By the Marketing Manager for Eaton in West Africa, Kunmi Odunoku,
Demographic changes mean that we are building larger, taller, and more complex buildings to live, work and spend our leisure time in. This has led to an increase in the number of buildings where a fire might result in tragedy. While it is true that fire safety has improved with the installation of devices such as smoke detectors and alarms, the impact of a fire is now potentially far more serious than it has ever been.
There is no one-size-fits-all answer to fire prevention, suppression or evacuation. A thorough risk assessment issued on a case-by-case basis will suggest appropriate measures to be taken. It is no longer good enough to hide behind regulations or standards, which should be seen as a minimum requirement. Building owners and developers should hold themselves to a higher standard of safety and do more to prevent a tragedy in high-risk buildings.
Incidents such as the recent fire outbreak under the Eko bridge reinforce how fires can result in serious damage or worse – the loss of life. Such incidents often result in reputational damage for the organizations and individuals involved that may escalate to a clamor for those responsible to face charges of corporate liability or manslaughter in the case of loss of properties or lives. Regardless of the reputational risk, it is surely the moral responsibility of building owners and operators to ensure that modern buildings housing hundreds or even thousands of people are safe for the occupants. One problem building occupants face is understanding who is responsible for their safety, and in this there is a danger of simply avoiding the issue. So, to be clear I believe that building owners or operators must ensure that appropriate safety measures are in place.
Simply adhering to standard building regulations is not a sufficient safety measure. In a recent study, FM Global found that 70% of business owners feel that following building regulations will protect their property, as the organization points out “this is simply not their purpose”. Such an approach takes no account of the different risks faced in different types of buildings or by different occupants. The only sensible approach to take is to conduct a thorough risk assessment of the building and then implement appropriate safeguards.
Changing the nature of risk
The nature of fire risks in buildings changes as our society changes. By 2050 the UN estimates that two-thirds of people will be urbanites living, working, and spending leisure time in buildings designed to hold hundreds if not thousands of people.
This means we will increasingly build upwards. There are already a staggering number of buildings in cities around the world that are over 100 meters tall. As buildings get taller the number of mixed-use buildings will also rise rapidly. Typically, in taller mixed-use buildings, the lower floors house shops and restaurants while the upper floors are reserved for residential purposes. This means that due to the nature of the use, lower floors are unoccupied and unsupervised in the middle of the night, while those people on higher floors could well be asleep should the worst happen.

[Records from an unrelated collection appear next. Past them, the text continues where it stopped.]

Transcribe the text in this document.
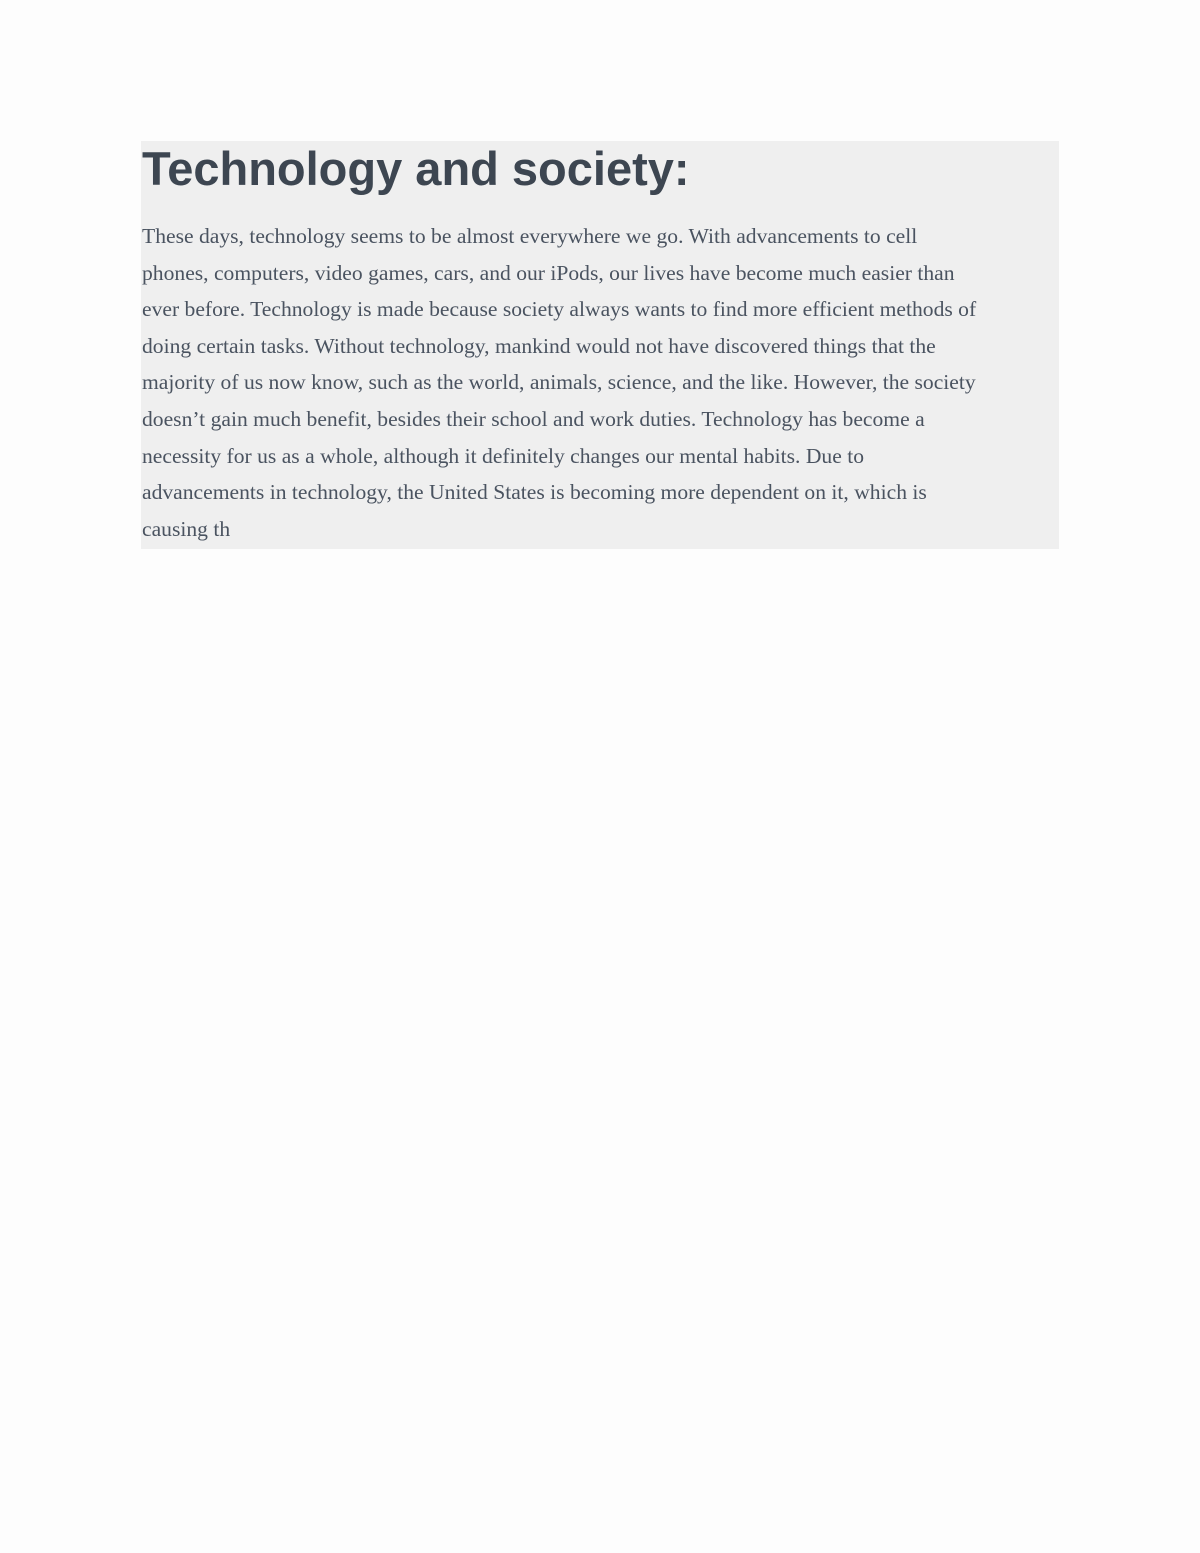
Technology and society:
These days, technology seems to be almost everywhere we go. With advancements to cell
phones, computers, video games, cars, and our iPods, our lives have become much easier than
ever before. Technology is made because society always wants to find more efficient methods of
doing certain tasks. Without technology, mankind would not have discovered things that the
majority of us now know, such as the world, animals, science, and the like. However, the society
doesn’t gain much benefit, besides their school and work duties. Technology has become a
necessity for us as a whole, although it definitely changes our mental habits. Due to
advancements in technology, the United States is becoming more dependent on it, which is
causing th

There is no single answer to mitigating the risks of a fire in a building and for high-risk buildings the regulations are simply not enough. We advocate a three-step process to help ensure ongoing safety:
- Identify the specific risks in your building. You may decide to employ or engage experts to do the risk assessment.

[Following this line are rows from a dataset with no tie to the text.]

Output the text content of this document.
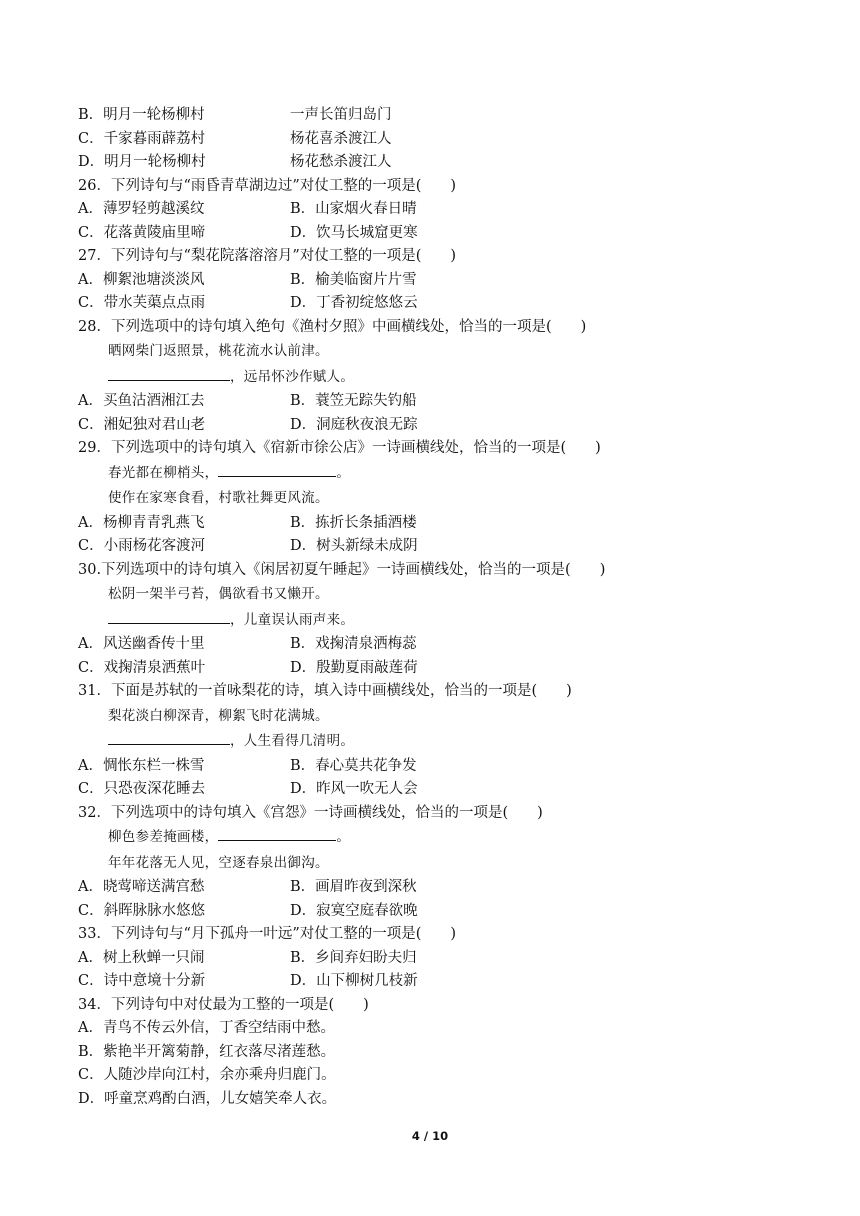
B．明月一轮杨柳村	一声长笛归岛门
C．千家暮雨薜荔村	杨花喜杀渡江人
D．明月一轮杨柳村	杨花愁杀渡江人
26．下列诗句与“雨昏青草湖边过”对仗工整的一项是(　　)
A．薄罗轻剪越溪纹	B．山家烟火春日晴
C．花落黄陵庙里啼	D．饮马长城窟更寒
27．下列诗句与“梨花院落溶溶月”对仗工整的一项是(　　)
A．柳絮池塘淡淡风	B．榆美临窗片片雪
C．带水芙蕖点点雨	D．丁香初绽悠悠云
28．下列选项中的诗句填入绝句《渔村夕照》中画横线处，恰当的一项是(　　)
晒网柴门返照景，桃花流水认前津。
，远吊怀沙作赋人。
A．买鱼沽酒湘江去	B．蓑笠无踪失钓船
C．湘妃独对君山老	D．洞庭秋夜浪无踪
29．下列选项中的诗句填入《宿新市徐公店》一诗画横线处，恰当的一项是(　　)
春光都在柳梢头，	。
使作在家寒食看，村歌社舞更风流。
A．杨柳青青乳燕飞	B．拣折长条插酒楼
C．小雨杨花客渡河	D．树头新绿未成阴
30.下列选项中的诗句填入《闲居初夏午睡起》一诗画横线处，恰当的一项是(　　)
松阴一架半弓苔，偶欲看书又懒开。
，儿童误认雨声来。
A．风送幽香传十里	B．戏掬清泉洒梅蕊
C．戏掬清泉洒蕉叶	D．殷勤夏雨敲莲荷
31．下面是苏轼的一首咏梨花的诗，填入诗中画横线处，恰当的一项是(　　)
梨花淡白柳深青，柳絮飞时花满城。
，人生看得几清明。
A．惆怅东栏一株雪	B．春心莫共花争发
C．只恐夜深花睡去	D．昨风一吹无人会
32．下列选项中的诗句填入《宫怨》一诗画横线处，恰当的一项是(　　)
柳色参差掩画楼，	。
年年花落无人见，空逐春泉出御沟。
A．晓莺啼送满宫愁	B．画眉昨夜到深秋
C．斜晖脉脉水悠悠	D．寂寞空庭春欲晚
33．下列诗句与“月下孤舟一叶远”对仗工整的一项是(　　)
A．树上秋蝉一只闹	B．乡间弃妇盼夫归
C．诗中意境十分新	D．山下柳树几枝新
34．下列诗句中对仗最为工整的一项是(　　)
A．青鸟不传云外信，丁香空结雨中愁。
B．紫艳半开篱菊静，红衣落尽渚莲愁。
C．人随沙岸向江村，余亦乘舟归鹿门。
D．呼童烹鸡酌白酒，儿女嬉笑牵人衣。
4 / 10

- Select and design systems and solutions addressing the specific risks identified.
- Test and review these solutions regularly especially if there are changes to building use.
Having conducted a thorough risk assessment, you can then make an informed choice on what action to take. Breaking this down further you need to think about prevention, controlling a fire, detection, how you will alert occupants and evacuate or guide people away from danger. While education and technology can help prevent the worst from happening as The Council for Tall Buildings and Urban Habitat observes: “The only true way to stop a fire from happening is to remove the humans and the combustible materials from buildings. You can apply good fire safety education and management, but, fires start, what happens next is what matters.” Preventing fire is about building design, such as compartmentation to help prevent or slow down the spread and also installing technology such as sprinkler systems. Sadly, too many developers and building owners dismiss sprinklers as not cost-effective and prefer to spend their money on air-conditioning or intelligent lighting systems.
Alerting and evacuating
If the fire does spread, there is generally a short window to alert and evacuate building occupants. This is made even more complicated if people are asleep or are disabled and are not aware of an alert or need assistance.

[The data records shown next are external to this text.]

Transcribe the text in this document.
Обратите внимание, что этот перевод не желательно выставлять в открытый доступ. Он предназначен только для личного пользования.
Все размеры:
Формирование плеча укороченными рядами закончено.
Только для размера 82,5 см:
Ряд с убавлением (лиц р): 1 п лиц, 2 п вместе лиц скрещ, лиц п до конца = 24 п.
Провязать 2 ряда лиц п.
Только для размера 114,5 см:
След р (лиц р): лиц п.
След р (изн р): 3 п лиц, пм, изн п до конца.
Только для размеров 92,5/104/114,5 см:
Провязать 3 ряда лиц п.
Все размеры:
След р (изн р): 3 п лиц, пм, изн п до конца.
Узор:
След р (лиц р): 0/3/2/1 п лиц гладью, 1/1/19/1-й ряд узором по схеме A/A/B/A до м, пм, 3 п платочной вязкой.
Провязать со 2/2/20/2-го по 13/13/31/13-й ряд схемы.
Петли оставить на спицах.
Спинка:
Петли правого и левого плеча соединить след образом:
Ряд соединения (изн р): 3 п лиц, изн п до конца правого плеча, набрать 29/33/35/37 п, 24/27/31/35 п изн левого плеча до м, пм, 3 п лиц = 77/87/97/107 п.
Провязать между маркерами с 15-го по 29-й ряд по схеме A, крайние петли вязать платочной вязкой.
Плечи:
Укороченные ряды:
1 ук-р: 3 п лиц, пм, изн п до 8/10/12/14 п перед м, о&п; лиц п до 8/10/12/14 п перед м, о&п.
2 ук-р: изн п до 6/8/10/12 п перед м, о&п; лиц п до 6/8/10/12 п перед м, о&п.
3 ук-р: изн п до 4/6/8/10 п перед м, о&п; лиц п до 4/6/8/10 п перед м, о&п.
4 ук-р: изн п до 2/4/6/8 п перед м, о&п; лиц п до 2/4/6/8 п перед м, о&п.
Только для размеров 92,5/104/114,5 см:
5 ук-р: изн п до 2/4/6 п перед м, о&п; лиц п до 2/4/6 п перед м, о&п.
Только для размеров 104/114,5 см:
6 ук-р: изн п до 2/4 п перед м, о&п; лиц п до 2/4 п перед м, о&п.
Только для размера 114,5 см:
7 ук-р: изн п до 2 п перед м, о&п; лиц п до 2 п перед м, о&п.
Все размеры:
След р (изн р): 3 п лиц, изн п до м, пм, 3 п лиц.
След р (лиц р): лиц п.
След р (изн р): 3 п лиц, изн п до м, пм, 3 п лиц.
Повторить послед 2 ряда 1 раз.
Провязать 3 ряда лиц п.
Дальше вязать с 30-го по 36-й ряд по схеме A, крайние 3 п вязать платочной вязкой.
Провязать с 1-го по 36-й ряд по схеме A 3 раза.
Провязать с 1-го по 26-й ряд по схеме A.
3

There is a lot of technology available to alert building occupants and instruct them or guide them to safety. The important thing is to be aware of such technology or employ someone who can advise you appropriately and above all to not cut corners to save cost. While we hope that it never happens to us, a fire in a complex building could be catastrophic if you do not plan properly. It is time to take fire safety seriously so that people do not lose their homes, places of work or worse their lives. If you are a building owner, it is your moral duty to do all that you can.